Welt ohne Menschen: Festwochen mit „Das Lied von der Erde“
„Das Firmament blaut ewig, und die Erde / Wird lange fest steh‘n und aufblüh‘n im Lenz / Du aber, Mensch, wie lang lebst denn du?“ - So geht eine der zentralen Textstellen von Gustav Mahlers „Das Lied von der Erde“. „Der Planet wird weiterleben, er braucht uns nicht“, sagt Philippe Quesne. Der französische Regisseur und Bühnenbildner bringt den sinfonischen Liederzyklus für die Wiener Festwochen in einer szenischen Version ins Volkstheater. Premiere ist am Samstag.

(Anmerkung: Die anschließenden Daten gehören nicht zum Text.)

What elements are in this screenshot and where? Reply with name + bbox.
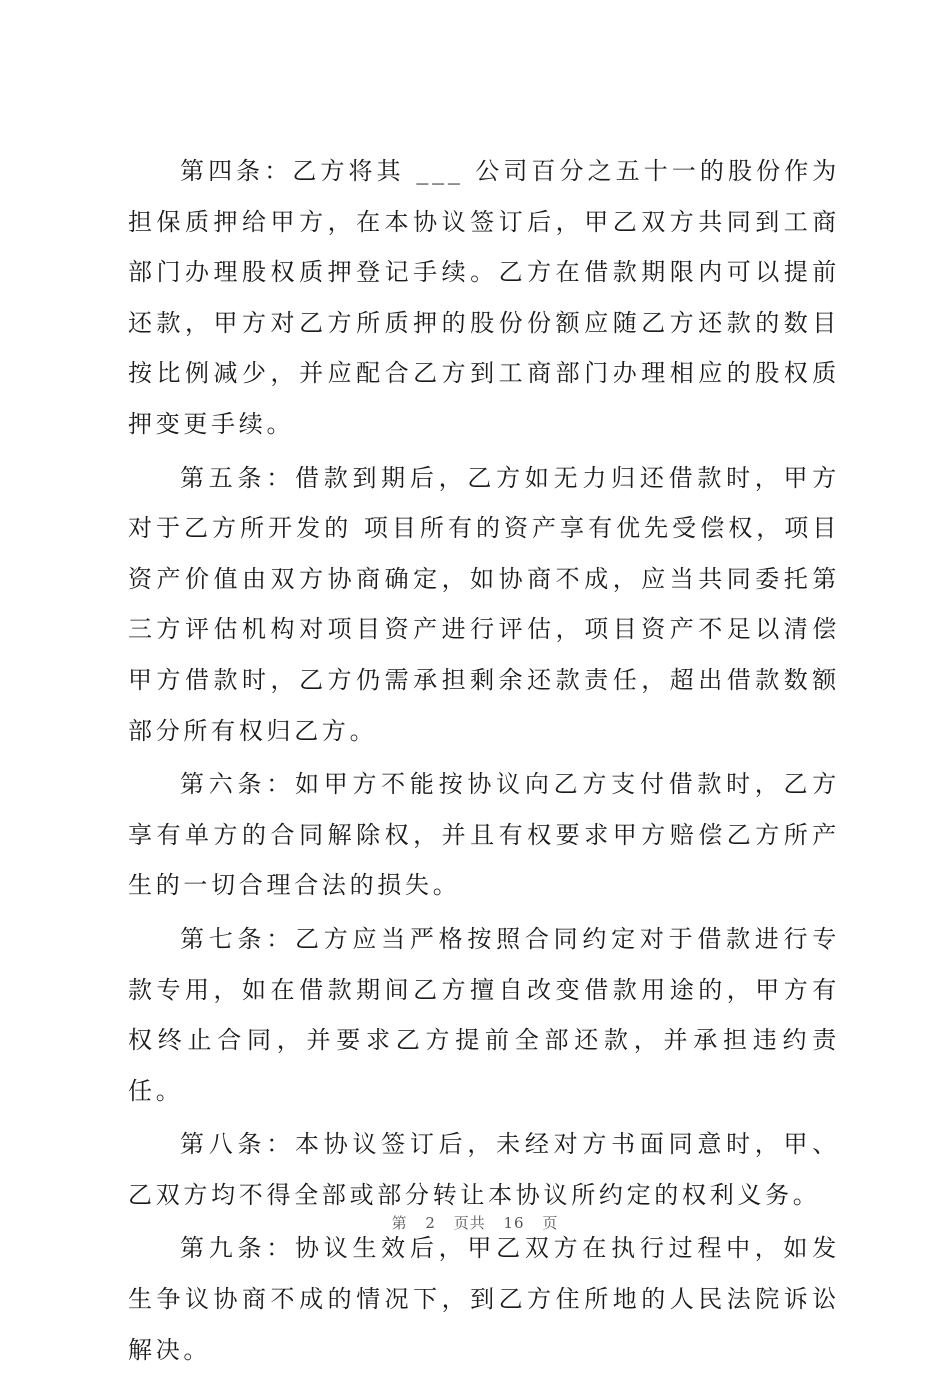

Der 51-jährige Direktor des einst von Patrice Chereau geleiteten Theaters Nanterre-Amandiers, dessen multidisziplinären Performances auch die Bühnen im deutschsprachigen Raum erobert haben (bei den Wiener Festwochen waren in den vergangenen Jahren seine Arbeiten „La Mélancolie des Dragons“, „L‘Effet de Serge“ und „Swamp Club“ zu sehen), schließt mit der Arbeit direkt an sein vorjähriges Gastspiel mit „Farm Fatale“ an. In dem Stück übernehmen Vogelscheuchen die Macht, da die meisten Bauern tot sind. Vogelstimmen kommen nur noch vom Tonband. „Es ist eine ökologische Fabel über die große Angst, eine Welt beschädigt und entwürdigt zu sehen, die von Menschen zerstört wird“, erzählte Quesne vor einem Jahr im APA-Interview. „Festwochen-Intendant Christoph Slagmuylder, der meine Arbeit sehr gut kennt, hatte ‚Farm Fatale‘ gesehen und mich am nächsten Tag angerufen. Er hat mir vorgeschlagen, ‚Das Lied von der Erde‘ zu machen, das um eine ganz ähnliche Thematik kreist. Ich habe sofort zugesagt, denn es handelt sich um ein Hauptwerk des 20. Jahrhunderts. Es nimmt eine Sonderstellung in Mahlers Oeuvre ein und ist total zeitgenössisch.“
Für Quesne behandelt der 1908 in einem Südtiroler Bergdorf komponierte, auf Nachdichtungen chinesischer Gedichte der Tang-Zeit (7.-9. Jahrhundert) zurückgehende Zyklus auch auf sublime Weise Fragen von Bedeutung und Funktion von Kunst, mit denen er sich an der Universität Nanterre stark beschäftige. „In meiner Arbeit habe ich viel mit Soziologen und Philosophen zu tun. Wir befassen uns mit den Grenzen, an die wir schon bald stoßen.“ Er lässt keinen Zweifel daran, dass er die Kunst auch als Teil eines Überlebenskampfes am drohenden Ende des „Anthropozäns“ sieht. „Wissenschaft und Kunst hängen heute stark zusammen. Die Kombination macht uns stärker.“
Lange habe er Anfragen für Opern-Inszenierungen abgelehnt, erzählt Quesne. Bei „Usher“ 2018 in der Berliner Staatsoper Unter den Linden sei er erstmals schwach geworden. Einerseits liebe er Edgar Allan Poe, andererseits habe Annelies Van Parys die unvollendet gebliebene Musik von Claude Debussy ergänzt, so dass der Abend eine Uraufführung war. Für „Das Lied von der Erde“, das im Vorjahr eigentlich im Theater an der Wien herauskommen hätte sollen und nun, nach der coronabedingten Verschiebung mit einem Jahr Verspätung im technisch aufgerüsteten Volkstheater realisiert wird, wird vom Klangforum Wien unter Emilio Pomàrico die Kammermusikfassung des 2020 verstorbenen Komponisten Reinbert de Leeuw gespielt. „Im Geiste Schönbergs entlockt die musikalische Reduktion Mahlers Werk intime Wehmut“, heißt es in der Ankündigung. Auch szenisch muss man sich auf Verlangsamung und Reduktion einstellen. Das Sujetfoto der Produktion zeigt leere Theatersitzreihen in der Wüste. Zumindest die Sitzreihen im Volkstheater werden mit Sicherheit nicht leer bleiben. Allerdings werden die Reihen coronabedingt nur locker gefüllt sein. Ab 1. Juli wäre es wieder möglich gewesen, die Kapazitäten ganz auszunutzen - drei Tage nach der letzten Vorstellung.